Billy Vandom was 220 feet underground, but to him, it was the top of the world. He is a coal miner, a species of well-paid American worker that was on the verge of extinction in these parts for more than a decade.
Now global economic forces have realigned, and coal mining is back. And a new generation of miners is living the good life not seen here since coal was king.
“I was able to buy me a new truck and I got my wife a new car,” said Vandom, 22, from the helm of an enormous ram car, hauling tons of freshly mined coal through the low-lit darkness of the Gateway Mine here. “We have a new baby boy, and we moved into a new apartment and we fixed up a nice room for him.”
Vandom has gone from struggling to pay bills with two low-wage jobs — cooking at the Elks club and changing oil at the local Pennzoil — to making $20 an hour plus benefits.
Those are union wages, but there is no union here. As the industry withered east of the Mississippi River, so did the United Mine Workers of America — from 167,000 active members in 1980 to 16,000 today. The shift is profound in Southern Illinois, where being a miner used to begin with pledging allegiance to the UMWA for leading miners into the middle class.
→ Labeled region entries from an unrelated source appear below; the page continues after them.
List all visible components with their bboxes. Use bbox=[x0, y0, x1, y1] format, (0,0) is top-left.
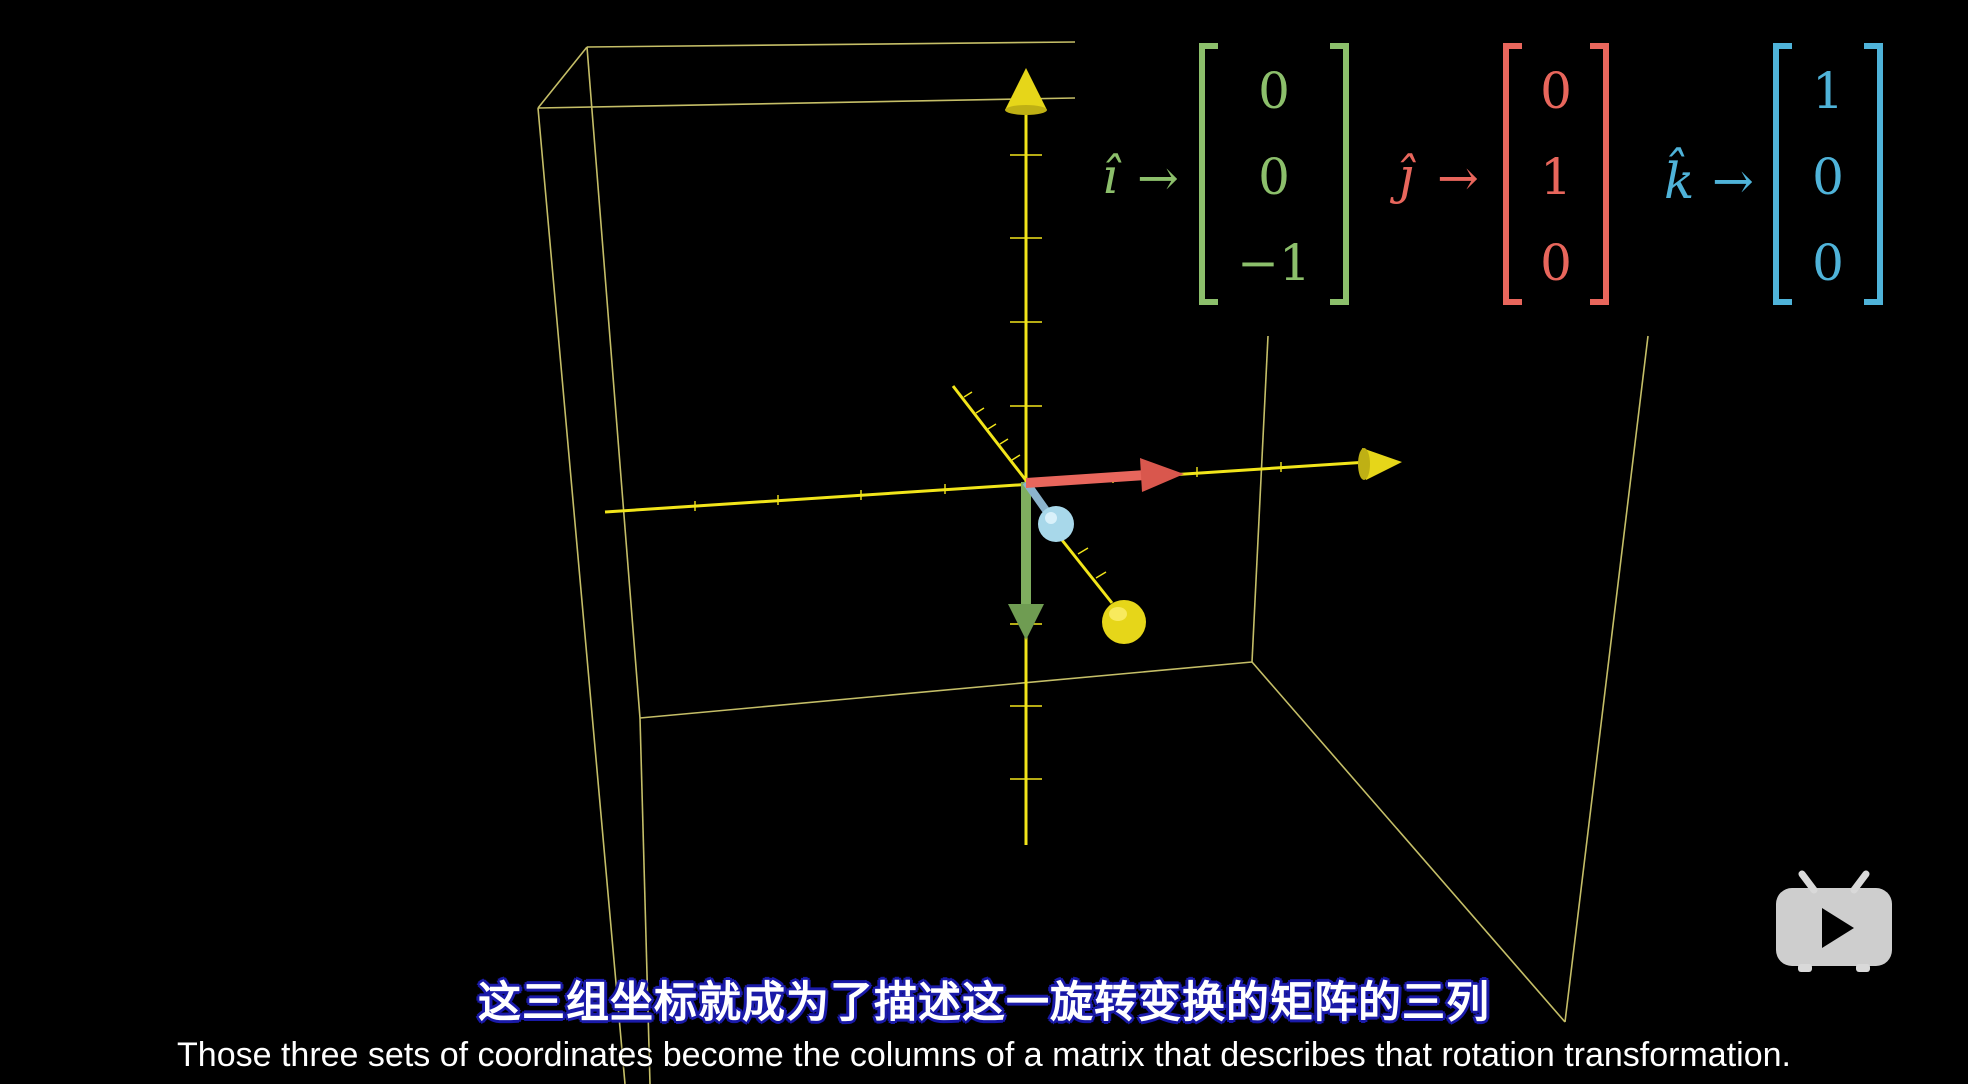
j-hat-arrow: → bbox=[1437, 149, 1479, 207]
k-hat-entry-3: 0 bbox=[1812, 234, 1844, 292]
k-hat-entry-1: 1 bbox=[1812, 62, 1844, 120]
subtitle-chinese: 这三组坐标就成为了描述这一旋转变换的矩阵的三列 bbox=[478, 978, 1490, 1028]
3d-scene: î → 0 0 −1 ĵ → 0 1 0 k̂ → 1 0 0 bbox=[0, 0, 1968, 1084]
k-hat-arrow: → bbox=[1712, 152, 1754, 210]
j-hat-entry-1: 0 bbox=[1540, 62, 1572, 120]
i-hat-arrow: → bbox=[1137, 149, 1179, 207]
subtitle-english: Those three sets of coordinates become t… bbox=[177, 1036, 1791, 1074]
z-axis-arrowhead bbox=[1102, 600, 1146, 644]
j-hat-entry-2: 1 bbox=[1540, 148, 1572, 206]
i-hat-entry-1: 0 bbox=[1258, 62, 1290, 120]
k-hat-entry-2: 0 bbox=[1812, 148, 1844, 206]
j-hat-entry-3: 0 bbox=[1540, 234, 1572, 292]
bilibili-tv-play-icon bbox=[1776, 870, 1892, 972]
i-hat-entry-2: 0 bbox=[1258, 148, 1290, 206]
i-hat-entry-3: −1 bbox=[1237, 234, 1311, 292]
k-hat-label: k̂ bbox=[1664, 146, 1694, 210]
Now the union is trying to come back, too, beginning with an organizing campaign targeting Peabody Energy Corp., owner of the Gateway Mine and the world’s largest coal company.
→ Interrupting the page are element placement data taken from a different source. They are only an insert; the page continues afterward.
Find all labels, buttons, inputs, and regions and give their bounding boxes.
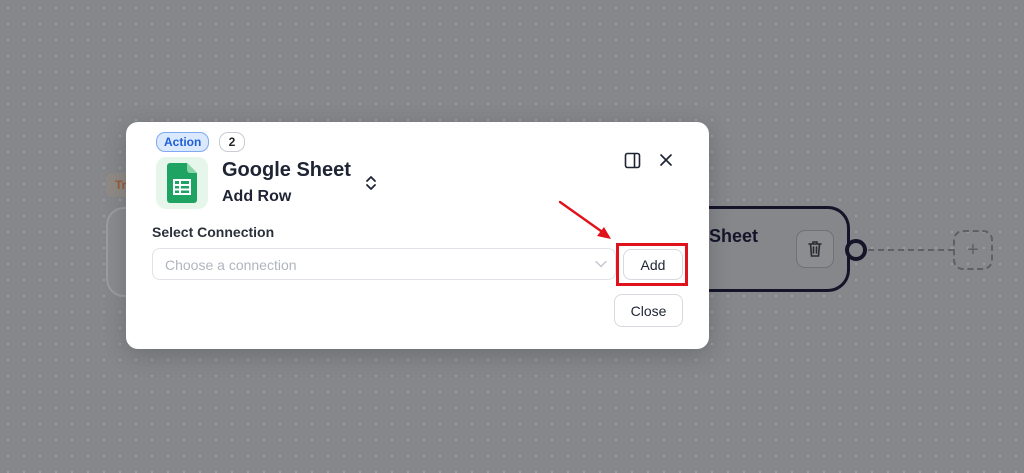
chevron-up-down-icon[interactable] <box>363 174 379 192</box>
connection-select[interactable]: Choose a connection <box>152 248 616 280</box>
node-output-port <box>845 239 867 261</box>
trigger-tag-label: Tr <box>115 178 127 192</box>
action-name: Add Row <box>222 188 292 205</box>
step-config-dialog: Action 2 Google Sheet Add Row Select Con… <box>126 122 709 349</box>
delete-node-button <box>796 230 834 268</box>
add-step-button: + <box>953 230 993 270</box>
annotation-arrow-icon <box>558 200 611 239</box>
connector-line <box>868 249 954 251</box>
google-sheets-icon <box>167 163 197 203</box>
trash-icon <box>808 241 822 257</box>
side-panel-icon[interactable] <box>624 152 641 169</box>
plus-icon: + <box>967 239 979 261</box>
add-connection-button[interactable]: Add <box>623 249 683 280</box>
connection-field-label: Select Connection <box>152 224 275 240</box>
connection-select-placeholder: Choose a connection <box>165 257 297 273</box>
app-icon-container <box>156 157 208 209</box>
action-node-title: Sheet <box>709 226 759 246</box>
step-type-badge: Action <box>156 132 210 152</box>
chevron-down-icon <box>595 260 607 268</box>
step-number-badge: 2 <box>219 132 245 152</box>
app-name: Google Sheet <box>222 159 351 181</box>
close-icon[interactable] <box>658 152 674 168</box>
close-button[interactable]: Close <box>614 294 683 327</box>
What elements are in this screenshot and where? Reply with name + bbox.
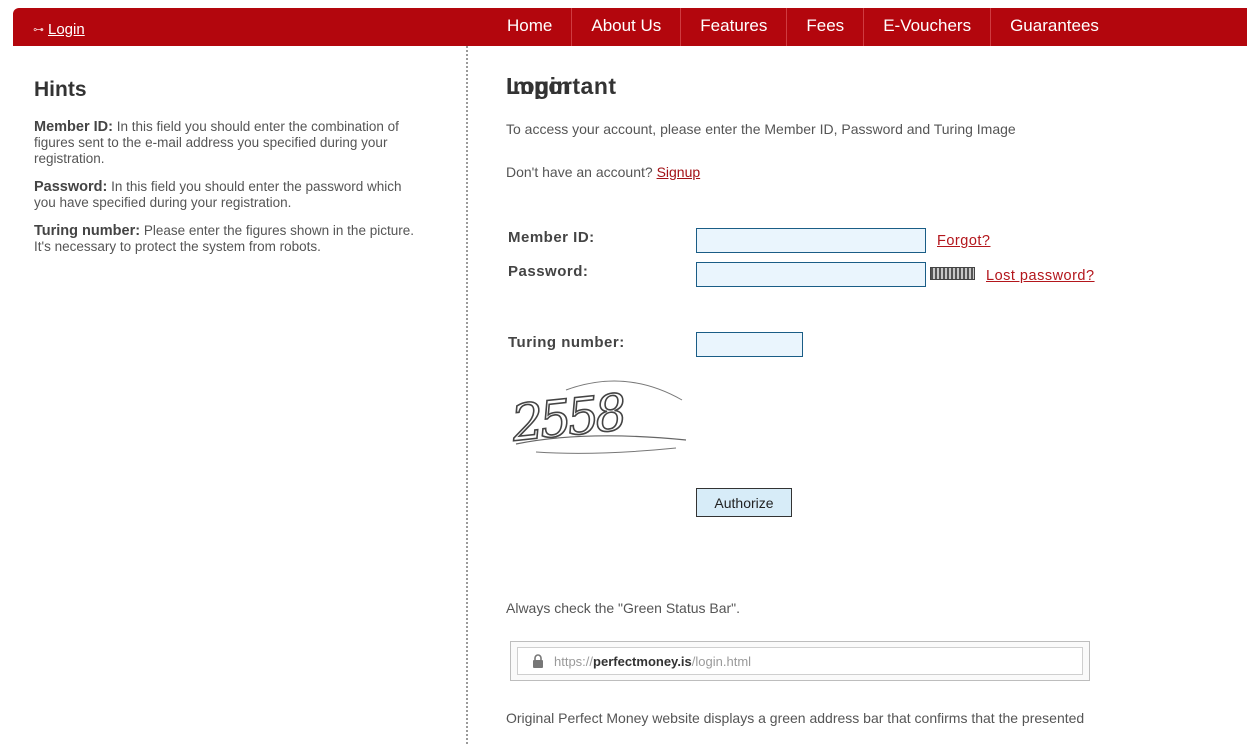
signup-prompt: Don't have an account? Signup — [506, 164, 700, 180]
lost-password-link[interactable]: Lost password? — [986, 268, 1095, 284]
url-path: /login.html — [691, 653, 752, 669]
password-input[interactable] — [696, 262, 926, 287]
hint-password: Password: In this field you should enter… — [34, 179, 414, 211]
password-label: Password: — [508, 263, 589, 280]
important-title: Important — [506, 73, 617, 99]
hints-panel: Hints Member ID: In this field you shoul… — [34, 78, 414, 267]
key-icon: ⊶ — [33, 23, 44, 36]
login-link-wrap: ⊶ Login — [33, 19, 85, 39]
captcha-image: 2558 — [507, 380, 687, 454]
address-bar-field: https://perfectmoney.is/login.html — [517, 647, 1083, 675]
column-divider — [466, 46, 468, 744]
url-scheme: https:// — [554, 653, 594, 669]
hint-member-id-term: Member ID: — [34, 119, 113, 135]
url-domain: perfectmoney.is — [593, 653, 692, 669]
hint-turing: Turing number: Please enter the figures … — [34, 223, 414, 255]
forgot-link[interactable]: Forgot? — [937, 233, 990, 249]
hints-title: Hints — [34, 78, 87, 101]
no-account-text: Don't have an account? — [506, 164, 653, 180]
login-section: Login To access your account, please ent… — [506, 0, 1247, 744]
turing-number-input[interactable] — [696, 332, 803, 357]
hint-member-id: Member ID: In this field you should ente… — [34, 119, 414, 167]
login-link[interactable]: Login — [48, 21, 85, 38]
signup-link[interactable]: Signup — [657, 164, 701, 180]
authorize-button[interactable]: Authorize — [696, 488, 792, 517]
hint-password-term: Password: — [34, 179, 108, 195]
green-bar-note: Always check the "Green Status Bar". — [506, 600, 741, 616]
address-url: https://perfectmoney.is/login.html — [554, 654, 751, 669]
captcha-noise-line — [535, 447, 677, 454]
original-site-note: Original Perfect Money website displays … — [506, 710, 1085, 726]
login-intro: To access your account, please enter the… — [506, 121, 1016, 137]
turing-number-label: Turing number: — [508, 334, 625, 351]
lock-icon — [532, 654, 544, 668]
member-id-input[interactable] — [696, 228, 926, 253]
example-address-bar: https://perfectmoney.is/login.html — [510, 641, 1090, 681]
member-id-label: Member ID: — [508, 229, 595, 246]
hint-turing-term: Turing number: — [34, 223, 141, 239]
virtual-keyboard-icon[interactable] — [930, 267, 975, 280]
It is proving to be a tough slog, and not just because the weakened union is up against a multibillion-dollar company. The UMWA is struggling to bridge a gap between young workers like Vandom, giddy over high wages in this long-depressed region, and older ones focused on pensions and gold-plated health care in retirement.
It is the same generational divide that defines the national debate over Social Security, but it is starker here because there is no one in the middle. As Midwestern coal production crashed in the 1980s and 1990s, young workers fled. People here refer to a “lost generation of miners.” At Gateway, as at mines throughout the area, almost everyone is over 50 or under 30.
It falls to UMWA organizer Ron Huff to try to straddle the generation gap. He said he is making headway with middle-aged miners but very little with younger ones.
“All they can see is the money,” he said. “I was the same way when I was their age.”
A Generation Gap
The miners here come not only from different generations but different worlds. Those in their 50s mostly began mining as union men from union families, following grandfathers, fathers and uncles.
Their towns erected memorials to men who died in mine accidents alongside memorials for fallen soldiers. They relied on the union to protect them in a dangerous workplace and were raised to revere John L. Lewis, the longtime UMWA president.